Sonuç nedir? Sonuç olarak, bir nükleer santralin geri kazanılmasıyla ilgili planlar çok belirsizliğini koruyor ve işletmeye alındıktan sonra ilk kez, her şeyden önce ülke nüfusuna ödeme yapılması gerekecek. Bunun teyidinde, geçtiğimiz yıl boyunca, elektriğin bedava olmayacağına dair hala çok temkinli ifadeler gözlemlenebilir. Gelecekte daha sert sözlerin duyulmasının mümkün olacağı beklenmektedir, ancak inşaat için verilen paranın iade edilmesini oldukça doğal olarak isteyecek olan batı komşularına veya Rusya'ya hangi yöne yönlendirilecekleri henüz net değildir.

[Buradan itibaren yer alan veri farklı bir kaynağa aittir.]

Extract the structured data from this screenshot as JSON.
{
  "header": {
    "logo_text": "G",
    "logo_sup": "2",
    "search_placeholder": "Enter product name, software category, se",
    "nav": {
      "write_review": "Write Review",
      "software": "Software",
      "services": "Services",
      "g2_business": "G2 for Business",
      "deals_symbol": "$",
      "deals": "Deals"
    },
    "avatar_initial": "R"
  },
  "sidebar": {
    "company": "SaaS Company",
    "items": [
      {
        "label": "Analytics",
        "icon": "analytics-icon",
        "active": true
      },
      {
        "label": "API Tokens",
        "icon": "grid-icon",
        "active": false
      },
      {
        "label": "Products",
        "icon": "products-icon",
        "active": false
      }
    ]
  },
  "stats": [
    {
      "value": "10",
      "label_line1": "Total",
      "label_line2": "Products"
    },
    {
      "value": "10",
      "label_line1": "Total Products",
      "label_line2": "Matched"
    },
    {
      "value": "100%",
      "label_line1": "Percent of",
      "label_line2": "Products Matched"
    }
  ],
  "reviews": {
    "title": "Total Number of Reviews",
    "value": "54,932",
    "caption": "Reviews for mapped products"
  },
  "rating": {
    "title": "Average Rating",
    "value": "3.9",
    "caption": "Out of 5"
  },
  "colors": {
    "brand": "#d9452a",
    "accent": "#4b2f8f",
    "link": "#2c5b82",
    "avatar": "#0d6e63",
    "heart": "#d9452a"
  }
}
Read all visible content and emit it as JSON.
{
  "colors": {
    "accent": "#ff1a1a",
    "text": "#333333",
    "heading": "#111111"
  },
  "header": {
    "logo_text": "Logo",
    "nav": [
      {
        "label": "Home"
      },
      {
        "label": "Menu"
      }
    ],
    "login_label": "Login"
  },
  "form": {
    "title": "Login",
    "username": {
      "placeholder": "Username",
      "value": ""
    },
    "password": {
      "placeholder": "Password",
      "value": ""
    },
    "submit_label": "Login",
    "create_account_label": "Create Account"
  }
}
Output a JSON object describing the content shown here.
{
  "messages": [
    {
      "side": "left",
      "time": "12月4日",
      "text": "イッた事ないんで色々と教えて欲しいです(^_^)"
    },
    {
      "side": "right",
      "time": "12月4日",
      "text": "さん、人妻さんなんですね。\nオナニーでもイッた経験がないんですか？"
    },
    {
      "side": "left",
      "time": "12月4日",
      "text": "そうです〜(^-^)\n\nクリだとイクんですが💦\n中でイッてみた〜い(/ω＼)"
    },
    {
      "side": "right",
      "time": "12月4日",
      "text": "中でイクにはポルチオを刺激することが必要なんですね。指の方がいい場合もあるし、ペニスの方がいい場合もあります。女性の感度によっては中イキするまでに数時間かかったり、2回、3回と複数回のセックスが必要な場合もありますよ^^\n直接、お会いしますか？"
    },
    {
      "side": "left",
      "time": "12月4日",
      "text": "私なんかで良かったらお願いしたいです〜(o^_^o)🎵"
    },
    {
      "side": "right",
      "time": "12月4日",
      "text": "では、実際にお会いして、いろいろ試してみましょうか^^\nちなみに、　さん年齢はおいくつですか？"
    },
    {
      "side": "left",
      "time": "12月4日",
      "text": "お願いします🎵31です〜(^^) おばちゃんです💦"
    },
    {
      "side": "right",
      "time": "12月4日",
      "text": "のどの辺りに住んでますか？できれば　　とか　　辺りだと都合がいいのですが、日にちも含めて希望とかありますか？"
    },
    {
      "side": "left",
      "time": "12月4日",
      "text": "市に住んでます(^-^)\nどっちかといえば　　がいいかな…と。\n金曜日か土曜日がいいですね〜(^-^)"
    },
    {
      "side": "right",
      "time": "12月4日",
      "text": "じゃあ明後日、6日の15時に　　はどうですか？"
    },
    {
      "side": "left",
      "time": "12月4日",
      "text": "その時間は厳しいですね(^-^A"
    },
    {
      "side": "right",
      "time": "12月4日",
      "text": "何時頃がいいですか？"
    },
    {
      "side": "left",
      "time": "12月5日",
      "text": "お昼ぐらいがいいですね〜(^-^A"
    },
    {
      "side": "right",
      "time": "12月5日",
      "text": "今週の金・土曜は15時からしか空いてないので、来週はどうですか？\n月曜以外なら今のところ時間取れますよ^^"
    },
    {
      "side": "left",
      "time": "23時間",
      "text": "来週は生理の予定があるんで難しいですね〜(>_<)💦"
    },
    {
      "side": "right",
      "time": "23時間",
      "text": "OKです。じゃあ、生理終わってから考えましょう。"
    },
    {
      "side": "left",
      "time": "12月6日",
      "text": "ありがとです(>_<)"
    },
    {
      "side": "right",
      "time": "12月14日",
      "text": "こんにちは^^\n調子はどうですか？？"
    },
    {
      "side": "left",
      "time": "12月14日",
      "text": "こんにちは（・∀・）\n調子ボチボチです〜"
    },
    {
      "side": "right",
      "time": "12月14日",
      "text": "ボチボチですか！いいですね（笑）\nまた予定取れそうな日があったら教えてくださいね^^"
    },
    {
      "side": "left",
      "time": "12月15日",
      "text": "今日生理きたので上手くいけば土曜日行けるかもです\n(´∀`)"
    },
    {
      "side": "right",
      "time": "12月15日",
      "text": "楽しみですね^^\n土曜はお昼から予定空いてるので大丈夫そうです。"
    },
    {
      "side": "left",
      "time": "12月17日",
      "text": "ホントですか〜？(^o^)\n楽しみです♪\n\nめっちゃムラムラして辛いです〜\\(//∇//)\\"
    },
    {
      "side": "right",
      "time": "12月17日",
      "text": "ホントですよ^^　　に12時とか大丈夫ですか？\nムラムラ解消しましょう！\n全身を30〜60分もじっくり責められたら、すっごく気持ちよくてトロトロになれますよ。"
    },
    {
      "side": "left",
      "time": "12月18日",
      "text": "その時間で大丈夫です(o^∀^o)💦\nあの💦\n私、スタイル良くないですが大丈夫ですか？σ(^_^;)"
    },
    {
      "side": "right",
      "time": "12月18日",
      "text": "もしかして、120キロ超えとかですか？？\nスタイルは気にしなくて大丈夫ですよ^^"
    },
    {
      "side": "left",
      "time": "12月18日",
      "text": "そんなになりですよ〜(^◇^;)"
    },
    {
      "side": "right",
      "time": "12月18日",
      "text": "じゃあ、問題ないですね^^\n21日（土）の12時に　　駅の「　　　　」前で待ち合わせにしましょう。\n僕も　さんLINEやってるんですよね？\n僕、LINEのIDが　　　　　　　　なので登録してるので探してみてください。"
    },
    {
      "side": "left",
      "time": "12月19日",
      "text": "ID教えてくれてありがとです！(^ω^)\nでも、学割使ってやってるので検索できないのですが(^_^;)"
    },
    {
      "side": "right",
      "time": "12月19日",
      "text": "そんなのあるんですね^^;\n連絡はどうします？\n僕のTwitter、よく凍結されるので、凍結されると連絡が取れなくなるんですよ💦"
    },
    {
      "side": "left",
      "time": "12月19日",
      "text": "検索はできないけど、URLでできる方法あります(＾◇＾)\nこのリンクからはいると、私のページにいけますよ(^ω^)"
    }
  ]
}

İlk güç ünitesinin piyasaya sürülmesi 2019 ortalarında planlanıyor.
4 yorumlar
bilgi
Değerli okur, yayına yorum yapmak için giriş.
  1. +2
    22 Mayıs 2019 16: 27
    Başlık saçma! Bunun dikkat çekmek için olduğu açık ama yine de. Ne bombası, neden bahsediyoruz? Güvenlik Nesil 3+ İstasyon! Bu, dünyadaki en modern ve en güvenli nükleer enerji santralidir.
    1. 0
      22 Mayıs 2019 21: 18
      Satır aralarını oku
  2. +2
    22 Mayıs 2019 19: 32
    Kardeşlerimizi zor durumda bırakmayacağız, elektriği kendimiz alacağız, bunca yıldır sanayide bir atılım olacak boşuna değil. Ve kredi affedilebilir Tercih Etmenizin
    Genel olarak, Batı ülkeleri oturacak, iyi düşünecek (muhtemelen) ve satın almaya başlayacak, tahmin etmek için henüz çok erken.
  3. +1
    23 Mayıs 2019 16: 58
    Yaptılar ve doğru yaptılar. Rusya inşa etti, o da tamamen sorumlu. Sürenin sona ermesinden sonra nükleer santral imha edilir. Ve sonra sağladığı yakıtı alır. Bir çeşit kızılcık.